As of 3 April 2020, both Covid-19 case numbers and death numbers, worldwide and in the UK, continue to rise exponentially. Worldwide they double about every week. In the UK cases double about every four or five days, deaths double about every three days.

The apparent neatness is probably a coincidence, since both case numbers and death numbers are calculated on different criteria in different countries, and sometimes unreliably. There are some slight signs of easing in the growth both worldwide and in the UK, but too slight to build anything on. Things will get worse, much worse, for a bit yet.

There are two hopeful signs. The countries which seemed to have successfully contained the virus - South Korea, Taiwan, Singapore, Hong Kong, China - still seem to be containing it. South Korea's daily numbers of new cases have been declining or stable since early March.

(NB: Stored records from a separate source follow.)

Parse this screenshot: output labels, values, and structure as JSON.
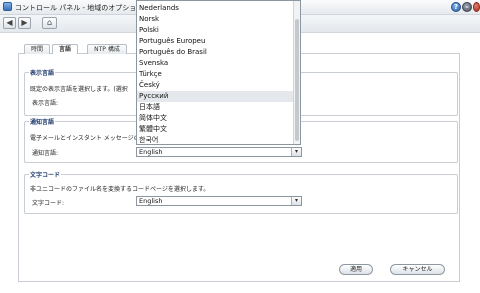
{
  "window": {
    "title": "コントロール パネル - 地域のオプション"
  },
  "tabs": [
    {
      "label": "時間"
    },
    {
      "label": "言語"
    },
    {
      "label": "NTP 構成"
    }
  ],
  "display_language": {
    "section_title": "表示言語",
    "description": "既定の表示言語を選択します。(選択",
    "field_label": "表示言語:"
  },
  "notification_language": {
    "section_title": "通知言語",
    "description": "電子メールとインスタント メッセージの",
    "field_label": "通知言語:",
    "selected": "English",
    "options": [
      "Nederlands",
      "Norsk",
      "Polski",
      "Português Europeu",
      "Português do Brasil",
      "Svenska",
      "Türkçe",
      "Český",
      "Русский",
      "日本語",
      "简体中文",
      "繁體中文",
      "한국어"
    ],
    "highlighted": "Русский"
  },
  "codepage": {
    "section_title": "文字コード",
    "description": "非ユニコードのファイル名を変換するコードページを選択します。",
    "field_label": "文字コード:",
    "selected": "English"
  },
  "buttons": {
    "apply": "適用",
    "cancel": "キャンセル"
  },
  "colors": {
    "accent": "#1f3b6e",
    "highlight": "#e4e7eb"
  }
}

The "advantages" of those countries seem to be that their public health systems were jolted into stronger epidemic planning by their experiences with SARS and MERS, and that their governments have a high level of surveillance exerted over and largely accepted by the population.

The virus has not yet gone into freewheeling explosive spread in poorer countries. Iran, which saw early rapid growth, has reported stable or declining daily numbers of new cases since 28 March, and stable or declining daily numbers of death since 19 March.

One factor there may be a younger population. In Iran, 4% of the population is over 70, and thus at special risk from Covid-19. In Italy, it's 16% (and in the UK, 11%).

So far the highest death rates in proportion to population are in Italy and Spain (between 210 and 220 per million). Then follow Belgium, the Netherlands, and France (between 87 and 62 per million).

Even hard-hit Iran is on a lower level, at 38 per million. Deaths have been doubling about every three days in the USA since 3 March, but across the whole USA are still proportionately lower, at 15 per million. (New York state: 146 per million).

Brazil, despite the loudmouth irresponsibility of its Trump-like president, Jair Bolsonaro, is, on its official figures at least, still at 1 per million.

If an explosive impact of the epidemic can be delayed sufficiently that, by the time it comes, masses of spare medical equipment can be shipped from richer countries which are then past their pandemic peaks, or conceivably even vaccines or partial treatments are available, then millions of lives will be saved.